MARKET WATCHWeather undermines US natural gas futures price

Dec. 16, 2003
Futures prices for natural gas and heating oil declined Monday with indications of a break in the recent wave of cold weather across much of the US.

Sam Fletcher
Senior Writer

HOUSTON, Dec. 16 -- Futures prices for natural gas and heating oil declined Monday with indications of a break in the recent wave of cold weather across much of the US, but oil prices rose on the New York Mercantile Exchange, despite predictions by some that the weekend capture of former Iraqi President Saddam Hussein might trigger a rollback.

"The capture of Saddam Hussein could cause a quick drop in oil prices, which currently have a security premium of about $5/bbl," said Michael C. Lynch, president of Strategic Energy & Economic Research Inc. in Winchester, Mass.

"Expectations that the military situation in Iraq will ease substantially and that exports [of Iraqi crude] through Turkey could add a quick 300,000 b/d to the market could cause a rout of the [market] bulls who have been exaggerating impact of the cold weather in the US and political instability in the Middle East," said Lynch in a strategic brief issued Sunday.

"Although world markets remain relatively tight at the moment, most indicators suggest that the crude market is overbought. Product prices remain low, and the degree of backwardation [a market situation in which futures contract prices are progressively lower in the distant delivery months] is fairly minor, while world oil production is soaring," he said. "The potential for a crude sell-off, even strong shorting by hedge funds, is very real and could take the West Texas Intermediate price under $30[/bbl] very quickly."
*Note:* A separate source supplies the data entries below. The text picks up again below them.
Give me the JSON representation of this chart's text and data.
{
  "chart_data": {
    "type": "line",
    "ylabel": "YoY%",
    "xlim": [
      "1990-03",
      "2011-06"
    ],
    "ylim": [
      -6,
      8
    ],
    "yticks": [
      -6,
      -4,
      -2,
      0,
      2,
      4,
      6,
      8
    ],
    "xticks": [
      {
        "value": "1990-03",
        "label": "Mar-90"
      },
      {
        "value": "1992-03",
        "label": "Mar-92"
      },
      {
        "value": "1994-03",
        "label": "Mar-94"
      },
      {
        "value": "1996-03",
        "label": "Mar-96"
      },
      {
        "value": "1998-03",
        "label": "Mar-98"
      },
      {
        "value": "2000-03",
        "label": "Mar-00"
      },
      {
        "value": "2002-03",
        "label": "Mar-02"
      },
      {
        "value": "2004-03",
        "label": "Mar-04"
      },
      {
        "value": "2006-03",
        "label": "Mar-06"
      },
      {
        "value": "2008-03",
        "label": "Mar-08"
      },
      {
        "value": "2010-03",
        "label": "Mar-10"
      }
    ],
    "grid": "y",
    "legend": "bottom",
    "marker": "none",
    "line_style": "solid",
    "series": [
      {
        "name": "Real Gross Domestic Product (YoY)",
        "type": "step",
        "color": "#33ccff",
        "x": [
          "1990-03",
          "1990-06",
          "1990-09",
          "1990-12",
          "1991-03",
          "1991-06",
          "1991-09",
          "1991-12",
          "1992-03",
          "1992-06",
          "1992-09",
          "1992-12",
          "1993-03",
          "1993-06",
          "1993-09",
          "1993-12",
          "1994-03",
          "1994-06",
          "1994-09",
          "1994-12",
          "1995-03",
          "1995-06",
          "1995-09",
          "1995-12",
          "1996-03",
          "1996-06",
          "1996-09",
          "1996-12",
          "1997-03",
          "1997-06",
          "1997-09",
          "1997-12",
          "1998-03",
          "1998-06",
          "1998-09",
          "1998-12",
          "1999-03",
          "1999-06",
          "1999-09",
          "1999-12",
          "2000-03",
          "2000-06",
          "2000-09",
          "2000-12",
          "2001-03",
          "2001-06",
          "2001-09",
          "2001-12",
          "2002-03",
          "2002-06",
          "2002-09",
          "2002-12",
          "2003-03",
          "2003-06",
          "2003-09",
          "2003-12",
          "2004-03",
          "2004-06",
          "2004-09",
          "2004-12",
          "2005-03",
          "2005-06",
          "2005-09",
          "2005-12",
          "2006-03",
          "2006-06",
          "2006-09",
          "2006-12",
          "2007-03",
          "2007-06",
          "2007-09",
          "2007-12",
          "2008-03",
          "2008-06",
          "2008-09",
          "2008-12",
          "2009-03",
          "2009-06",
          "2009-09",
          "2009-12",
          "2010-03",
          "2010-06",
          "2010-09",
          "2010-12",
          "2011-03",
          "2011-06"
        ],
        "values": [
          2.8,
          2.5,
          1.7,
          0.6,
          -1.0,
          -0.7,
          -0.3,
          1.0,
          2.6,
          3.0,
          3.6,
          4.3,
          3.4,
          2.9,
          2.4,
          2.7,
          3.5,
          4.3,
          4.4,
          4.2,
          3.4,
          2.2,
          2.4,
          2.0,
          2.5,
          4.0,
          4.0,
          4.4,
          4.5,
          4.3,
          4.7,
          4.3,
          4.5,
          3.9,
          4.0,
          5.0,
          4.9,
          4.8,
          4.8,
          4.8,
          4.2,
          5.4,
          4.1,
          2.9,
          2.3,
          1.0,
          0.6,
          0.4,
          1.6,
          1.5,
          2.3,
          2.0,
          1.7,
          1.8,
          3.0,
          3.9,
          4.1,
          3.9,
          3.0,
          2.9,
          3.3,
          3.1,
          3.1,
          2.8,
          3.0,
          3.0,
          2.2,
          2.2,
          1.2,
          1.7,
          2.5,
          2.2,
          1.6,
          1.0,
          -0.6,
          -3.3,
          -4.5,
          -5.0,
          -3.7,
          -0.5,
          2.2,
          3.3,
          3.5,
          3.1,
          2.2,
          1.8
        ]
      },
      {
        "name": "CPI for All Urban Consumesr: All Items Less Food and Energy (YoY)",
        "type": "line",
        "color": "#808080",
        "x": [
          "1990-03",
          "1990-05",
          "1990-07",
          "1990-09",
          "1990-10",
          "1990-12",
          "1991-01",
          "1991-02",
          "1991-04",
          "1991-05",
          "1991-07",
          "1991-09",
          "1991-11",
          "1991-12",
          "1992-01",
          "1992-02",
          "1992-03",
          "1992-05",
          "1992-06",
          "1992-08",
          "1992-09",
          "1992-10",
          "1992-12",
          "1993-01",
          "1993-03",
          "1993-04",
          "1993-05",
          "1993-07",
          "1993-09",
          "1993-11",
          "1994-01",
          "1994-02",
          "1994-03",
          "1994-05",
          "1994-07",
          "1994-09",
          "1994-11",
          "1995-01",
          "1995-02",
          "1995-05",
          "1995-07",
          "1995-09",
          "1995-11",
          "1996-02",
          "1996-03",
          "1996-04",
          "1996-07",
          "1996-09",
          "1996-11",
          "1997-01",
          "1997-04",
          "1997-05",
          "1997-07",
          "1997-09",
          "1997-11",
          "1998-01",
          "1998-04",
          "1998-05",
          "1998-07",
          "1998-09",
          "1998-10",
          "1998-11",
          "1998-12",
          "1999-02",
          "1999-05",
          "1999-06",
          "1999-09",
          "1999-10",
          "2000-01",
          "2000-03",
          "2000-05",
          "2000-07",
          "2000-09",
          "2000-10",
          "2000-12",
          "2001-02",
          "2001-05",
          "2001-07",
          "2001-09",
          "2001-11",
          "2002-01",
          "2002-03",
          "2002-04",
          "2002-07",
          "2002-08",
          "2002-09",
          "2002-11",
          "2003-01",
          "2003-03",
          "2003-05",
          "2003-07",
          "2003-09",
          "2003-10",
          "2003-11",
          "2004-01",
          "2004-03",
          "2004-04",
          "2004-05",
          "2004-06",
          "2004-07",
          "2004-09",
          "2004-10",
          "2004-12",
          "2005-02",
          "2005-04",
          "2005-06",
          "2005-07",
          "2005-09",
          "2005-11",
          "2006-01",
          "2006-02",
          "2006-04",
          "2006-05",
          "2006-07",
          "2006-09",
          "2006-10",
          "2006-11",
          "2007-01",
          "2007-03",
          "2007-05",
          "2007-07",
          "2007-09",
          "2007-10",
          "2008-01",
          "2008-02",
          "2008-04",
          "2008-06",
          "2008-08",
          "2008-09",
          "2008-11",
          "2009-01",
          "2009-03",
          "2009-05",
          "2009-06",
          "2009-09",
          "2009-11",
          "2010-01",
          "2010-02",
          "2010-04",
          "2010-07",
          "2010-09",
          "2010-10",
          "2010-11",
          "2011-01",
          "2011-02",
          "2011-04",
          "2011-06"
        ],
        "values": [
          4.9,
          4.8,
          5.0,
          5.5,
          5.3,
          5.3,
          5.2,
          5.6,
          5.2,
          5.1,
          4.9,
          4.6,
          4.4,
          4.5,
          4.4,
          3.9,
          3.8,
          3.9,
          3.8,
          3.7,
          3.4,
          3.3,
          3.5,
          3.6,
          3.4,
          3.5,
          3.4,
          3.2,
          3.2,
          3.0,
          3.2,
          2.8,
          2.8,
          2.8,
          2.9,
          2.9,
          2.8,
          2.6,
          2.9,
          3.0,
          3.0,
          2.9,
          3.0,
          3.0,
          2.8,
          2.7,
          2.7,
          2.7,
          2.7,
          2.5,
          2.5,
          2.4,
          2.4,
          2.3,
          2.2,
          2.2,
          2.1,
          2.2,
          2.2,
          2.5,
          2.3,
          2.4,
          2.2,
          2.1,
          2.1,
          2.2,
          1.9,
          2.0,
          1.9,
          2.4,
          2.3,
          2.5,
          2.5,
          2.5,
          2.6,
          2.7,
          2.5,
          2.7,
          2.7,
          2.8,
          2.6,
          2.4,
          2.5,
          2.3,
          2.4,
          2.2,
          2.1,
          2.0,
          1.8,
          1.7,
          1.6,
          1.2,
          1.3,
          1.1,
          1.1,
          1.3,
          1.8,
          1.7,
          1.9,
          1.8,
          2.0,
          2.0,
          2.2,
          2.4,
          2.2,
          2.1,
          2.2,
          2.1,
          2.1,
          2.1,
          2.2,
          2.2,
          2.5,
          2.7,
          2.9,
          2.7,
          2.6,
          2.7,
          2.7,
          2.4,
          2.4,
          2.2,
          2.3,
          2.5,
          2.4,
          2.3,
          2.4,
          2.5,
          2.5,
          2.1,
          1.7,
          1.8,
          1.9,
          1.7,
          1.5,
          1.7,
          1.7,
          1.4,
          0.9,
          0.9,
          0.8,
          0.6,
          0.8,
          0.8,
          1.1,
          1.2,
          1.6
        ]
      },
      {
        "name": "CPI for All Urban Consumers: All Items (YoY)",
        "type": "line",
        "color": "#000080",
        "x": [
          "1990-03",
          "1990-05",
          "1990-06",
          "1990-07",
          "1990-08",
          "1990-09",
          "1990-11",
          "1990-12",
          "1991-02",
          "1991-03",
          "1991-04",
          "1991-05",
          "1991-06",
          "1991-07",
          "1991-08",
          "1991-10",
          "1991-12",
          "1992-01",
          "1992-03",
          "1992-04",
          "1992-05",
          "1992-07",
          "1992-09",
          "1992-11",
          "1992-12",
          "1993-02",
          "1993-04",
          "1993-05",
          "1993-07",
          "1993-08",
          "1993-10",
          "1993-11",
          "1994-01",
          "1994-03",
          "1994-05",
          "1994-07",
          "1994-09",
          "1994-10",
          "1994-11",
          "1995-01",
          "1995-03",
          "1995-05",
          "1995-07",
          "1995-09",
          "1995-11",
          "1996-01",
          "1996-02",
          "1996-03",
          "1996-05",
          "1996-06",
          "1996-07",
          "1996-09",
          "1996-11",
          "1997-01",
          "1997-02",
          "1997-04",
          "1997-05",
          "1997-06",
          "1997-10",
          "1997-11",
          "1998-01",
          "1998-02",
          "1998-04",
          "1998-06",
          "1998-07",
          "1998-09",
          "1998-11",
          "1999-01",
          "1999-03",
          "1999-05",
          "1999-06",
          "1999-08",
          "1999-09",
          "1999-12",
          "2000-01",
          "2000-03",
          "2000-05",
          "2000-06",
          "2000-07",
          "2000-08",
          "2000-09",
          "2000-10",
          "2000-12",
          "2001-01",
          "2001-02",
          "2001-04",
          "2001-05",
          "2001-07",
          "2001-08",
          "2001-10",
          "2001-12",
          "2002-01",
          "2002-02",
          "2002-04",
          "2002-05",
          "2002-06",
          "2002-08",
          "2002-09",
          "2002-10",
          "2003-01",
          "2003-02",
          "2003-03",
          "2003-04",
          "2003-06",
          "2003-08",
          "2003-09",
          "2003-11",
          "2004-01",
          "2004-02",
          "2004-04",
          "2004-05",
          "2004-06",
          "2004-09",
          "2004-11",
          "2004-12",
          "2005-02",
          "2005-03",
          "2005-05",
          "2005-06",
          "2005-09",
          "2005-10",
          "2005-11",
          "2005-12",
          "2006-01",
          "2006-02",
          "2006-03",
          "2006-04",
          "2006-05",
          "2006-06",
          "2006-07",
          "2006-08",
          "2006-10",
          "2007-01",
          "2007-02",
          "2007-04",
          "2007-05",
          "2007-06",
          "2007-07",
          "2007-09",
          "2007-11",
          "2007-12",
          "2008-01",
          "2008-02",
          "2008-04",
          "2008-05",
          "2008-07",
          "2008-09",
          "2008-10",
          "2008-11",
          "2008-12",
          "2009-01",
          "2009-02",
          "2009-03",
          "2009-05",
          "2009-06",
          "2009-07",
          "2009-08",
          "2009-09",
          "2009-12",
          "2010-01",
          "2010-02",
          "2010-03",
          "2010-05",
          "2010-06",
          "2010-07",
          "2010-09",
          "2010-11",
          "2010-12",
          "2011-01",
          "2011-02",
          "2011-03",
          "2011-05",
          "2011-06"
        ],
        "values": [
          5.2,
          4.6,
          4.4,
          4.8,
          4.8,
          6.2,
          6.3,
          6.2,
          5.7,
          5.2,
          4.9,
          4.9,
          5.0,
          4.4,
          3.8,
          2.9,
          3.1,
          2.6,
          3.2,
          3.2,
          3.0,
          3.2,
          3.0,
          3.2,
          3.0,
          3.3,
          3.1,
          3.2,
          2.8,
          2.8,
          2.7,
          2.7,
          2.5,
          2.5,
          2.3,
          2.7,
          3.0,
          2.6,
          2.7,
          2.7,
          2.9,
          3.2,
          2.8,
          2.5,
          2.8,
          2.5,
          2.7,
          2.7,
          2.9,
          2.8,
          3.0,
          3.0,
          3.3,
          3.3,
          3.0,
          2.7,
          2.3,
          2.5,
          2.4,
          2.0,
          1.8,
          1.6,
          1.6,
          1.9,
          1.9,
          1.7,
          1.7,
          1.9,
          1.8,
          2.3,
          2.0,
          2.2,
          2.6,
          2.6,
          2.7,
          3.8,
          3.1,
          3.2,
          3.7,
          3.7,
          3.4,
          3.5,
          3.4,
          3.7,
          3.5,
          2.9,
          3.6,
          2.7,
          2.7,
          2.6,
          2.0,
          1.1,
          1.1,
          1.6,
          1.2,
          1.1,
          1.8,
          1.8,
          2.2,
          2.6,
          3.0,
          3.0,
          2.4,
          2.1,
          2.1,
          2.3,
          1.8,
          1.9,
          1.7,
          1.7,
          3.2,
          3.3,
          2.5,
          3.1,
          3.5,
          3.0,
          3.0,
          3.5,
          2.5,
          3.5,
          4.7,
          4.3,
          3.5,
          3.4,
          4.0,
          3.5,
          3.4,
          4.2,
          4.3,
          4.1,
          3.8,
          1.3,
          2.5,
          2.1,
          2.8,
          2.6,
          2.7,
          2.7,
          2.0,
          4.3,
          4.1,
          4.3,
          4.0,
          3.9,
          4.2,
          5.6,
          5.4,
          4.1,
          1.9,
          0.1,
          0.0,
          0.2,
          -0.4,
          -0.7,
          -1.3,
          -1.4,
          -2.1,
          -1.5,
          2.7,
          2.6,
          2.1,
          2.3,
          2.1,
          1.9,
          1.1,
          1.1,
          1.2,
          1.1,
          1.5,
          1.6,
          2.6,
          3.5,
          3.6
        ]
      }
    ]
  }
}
However, Michael Rothman, senior energy market specialist at Merrill Lynch Global Securities Research & Economics Group, New York, expressed doubts Monday that Saddam's capture would have much immediate effect on the production and export of Iraqi oil or on world oil prices. "We disagree with assertions by many market pundits that current oil prices reflect a 'terrorist premium' of up to $9/bbl. These views, like those about the 'war premium' earlier this year, ignore underlying fundamentals, including a still large storage deficit and limited spare production capacity," he said (OGJ Online, Dec. 15, 2003).

Energy prices
The January natural gas contract fell by 26.7¢ to $6.95/Mcf Monday on NYMEX, "pressured by technical selling and profit taking after last week's sharp gains and milder midweek weather forecasts," said analysts Tuesday at Enerfax Daily.

"The weather is supposed to be milder this week, but the news of Saddam's arrest was also a catalyst for selling," they said. "The big rally last week that drove [gas futures] prices up nearly 20% was fueled by forecasts of another shot of frigid weather before the Christmas holiday. But some predictions seemed to be moderating."

Heating oil for January delivery lost 0.5¢ to 92.06¢/gal on NYMEX Monday. Unleaded gasoline for the same month climbed by 0.24¢ to 90.28¢/gal, however.

The January contract for benchmark US sweet, light crudes advanced by 14¢ to $33.18/bbl Monday on NYMEX, while the February contract gained 29¢ to $33.24/bbl. On the US spot market, WTI at Cushing, Okla., increased by 15¢ Monday to $33.18/bbl.

In London, the January contract for North Sea Brent oil dipped by 5¢ to $30.32/bbl Monday on the International Petroleum Exchange. However, gas oil for January delivery increased by $5 to $272/tonne, and the January natural gas contract jumped by 13.2¢ to the equivalent of $5.92/Mcf on IPE.

The average price for the Organization of Petroleum Exporting Countries' basket of seven benchmark crudes gained 14¢ to $30.04/bbl Monday.